%matplotlib notebook
import math
import numpy as np
import matplotlib.pyplot as plt
from mpl_toolkits.mplot3d import Axes3D

1 Some Monte Carlo integration examples

This notebook shows some examples of Monte Carlo integration which we’ll look at in class. Some are 1D integrals on the unit integral; others are 2D integrals on the unit hemisphere, which lead directly to algorithms we use for illumination.

If you are looking at the HTML export of this notebook, the source file is here: monte-carlo.ipynb and you can download it and run it in Jupyter Notebook if you have it. (If you’d like to get it, installing Anaconda is a quick way.)

1.1 Sampling and integration in 1D

Here is a function I might like to integrate.

def f(x):
    return 1 - np.sqrt(1 - x**4)
plt.figure()
xs = np.linspace(0, 1, 501)
plt.plot(xs, f(xs));
<IPython.core.display.Javascript object>

The integral of this function doesn’t have a closed form.
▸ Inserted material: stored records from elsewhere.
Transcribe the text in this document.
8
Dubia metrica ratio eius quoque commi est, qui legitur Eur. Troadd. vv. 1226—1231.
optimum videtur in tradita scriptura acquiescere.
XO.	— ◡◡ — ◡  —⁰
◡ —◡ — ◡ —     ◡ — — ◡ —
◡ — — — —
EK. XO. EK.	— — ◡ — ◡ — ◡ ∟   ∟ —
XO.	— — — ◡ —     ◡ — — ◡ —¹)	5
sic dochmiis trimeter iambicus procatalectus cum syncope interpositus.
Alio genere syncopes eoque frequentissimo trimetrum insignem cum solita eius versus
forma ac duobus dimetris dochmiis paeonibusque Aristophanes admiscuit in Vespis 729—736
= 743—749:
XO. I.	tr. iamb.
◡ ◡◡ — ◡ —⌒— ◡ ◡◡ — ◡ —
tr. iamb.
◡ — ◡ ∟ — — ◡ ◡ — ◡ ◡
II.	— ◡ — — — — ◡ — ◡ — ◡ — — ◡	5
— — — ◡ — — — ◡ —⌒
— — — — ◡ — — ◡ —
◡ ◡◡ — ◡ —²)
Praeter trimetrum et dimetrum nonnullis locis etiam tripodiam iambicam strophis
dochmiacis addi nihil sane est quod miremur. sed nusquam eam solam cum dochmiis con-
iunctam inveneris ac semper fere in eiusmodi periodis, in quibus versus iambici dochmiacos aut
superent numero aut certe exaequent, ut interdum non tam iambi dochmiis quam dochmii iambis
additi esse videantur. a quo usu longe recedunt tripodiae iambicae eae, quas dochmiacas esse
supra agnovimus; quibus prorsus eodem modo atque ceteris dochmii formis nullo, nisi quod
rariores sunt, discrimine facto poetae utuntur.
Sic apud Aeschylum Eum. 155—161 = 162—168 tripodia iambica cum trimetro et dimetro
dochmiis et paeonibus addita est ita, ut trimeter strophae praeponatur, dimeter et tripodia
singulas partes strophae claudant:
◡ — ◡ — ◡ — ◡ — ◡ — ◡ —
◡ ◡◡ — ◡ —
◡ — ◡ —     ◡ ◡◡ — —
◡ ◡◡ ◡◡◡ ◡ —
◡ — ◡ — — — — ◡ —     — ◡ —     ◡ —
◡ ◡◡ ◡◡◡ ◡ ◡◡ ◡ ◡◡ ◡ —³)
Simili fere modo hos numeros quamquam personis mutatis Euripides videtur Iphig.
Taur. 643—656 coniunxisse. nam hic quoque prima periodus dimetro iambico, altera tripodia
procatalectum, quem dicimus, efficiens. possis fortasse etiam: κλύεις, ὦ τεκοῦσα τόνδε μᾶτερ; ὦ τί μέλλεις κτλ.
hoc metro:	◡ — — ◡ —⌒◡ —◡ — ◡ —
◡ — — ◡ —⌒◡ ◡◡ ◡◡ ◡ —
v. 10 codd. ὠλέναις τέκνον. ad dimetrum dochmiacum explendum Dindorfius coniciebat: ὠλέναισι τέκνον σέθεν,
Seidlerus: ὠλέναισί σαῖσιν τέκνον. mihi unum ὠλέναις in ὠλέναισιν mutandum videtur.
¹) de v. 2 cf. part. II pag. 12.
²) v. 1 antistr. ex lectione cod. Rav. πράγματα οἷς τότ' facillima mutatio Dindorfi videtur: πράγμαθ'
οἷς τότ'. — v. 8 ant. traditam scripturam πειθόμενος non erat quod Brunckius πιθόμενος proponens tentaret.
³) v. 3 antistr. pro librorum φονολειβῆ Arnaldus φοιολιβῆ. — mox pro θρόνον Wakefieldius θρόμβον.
Wolfram Alpha can integrate it in terms of the Elliptic Integral and gives the approximate value 0.125981 for the integral from 0 to 1.

The simplest Monte Carlo approach is to use uniform samples over the desired integration interval.

def estimate_simple(f, N):
    """Integrate f from 0 to 1 using N uniform random samples."""
    xs = np.random.random_sample(N)
    return np.mean(f(xs))

I can try this estimator with different numbers of samples to see how the accuracy improves:

estimate_simple(f, 10000000) - 0.125981
-4.7454293878868015e-06

I’m going to package this up in a “sampling strategy” that has the function, the code to generate samples, and the pdf of the samples, organized into a standard 3-method interface.

strategy1 = {
    'eval': lambda x: 1 - np.sqrt(1 - x**4),
    'sample': lambda xi: xi,
    'pdf': lambda x: np.ones(x.shape)
}
def estimate(strategy, N):
    """Integrate a function using N independent samples drawn from a provided pdf."""
    xis = np.random.random_sample(N)
    xs = strategy['sample'](xis)
    return np.mean(strategy['eval'](xs) / strategy['pdf'](xs))

I can do the same experiment as before using this interface.

estimate(strategy1, 1000000) - 0.125981
-1.717783785970539e-05

Let’s more scientifically compute the standard deviation of this estimator as a function of the number of samples.

def stdev_of(fn, M):
    """Compute the standard deviation of repeated calls to a function."""
    results = [fn() for i in range(M)]
    return np.std(results)
stdev_of(lambda: estimate(strategy1, 1000000), 100)
0.0001795481760075688
Ns = np.int32(np.logspace(2, 5, 7))
stdevs = [stdev_of(lambda: estimate(strategy1, N), 100) for N in Ns]
plt.figure()
plt.loglog(Ns, stdevs, '-')
plt.xlabel('# samples')
plt.ylabel('standard deviation');
plt.axis('equal');
<IPython.core.display.Javascript object>

That shows a very clear trend: standard deviation is proportional to the square root of the number of samples.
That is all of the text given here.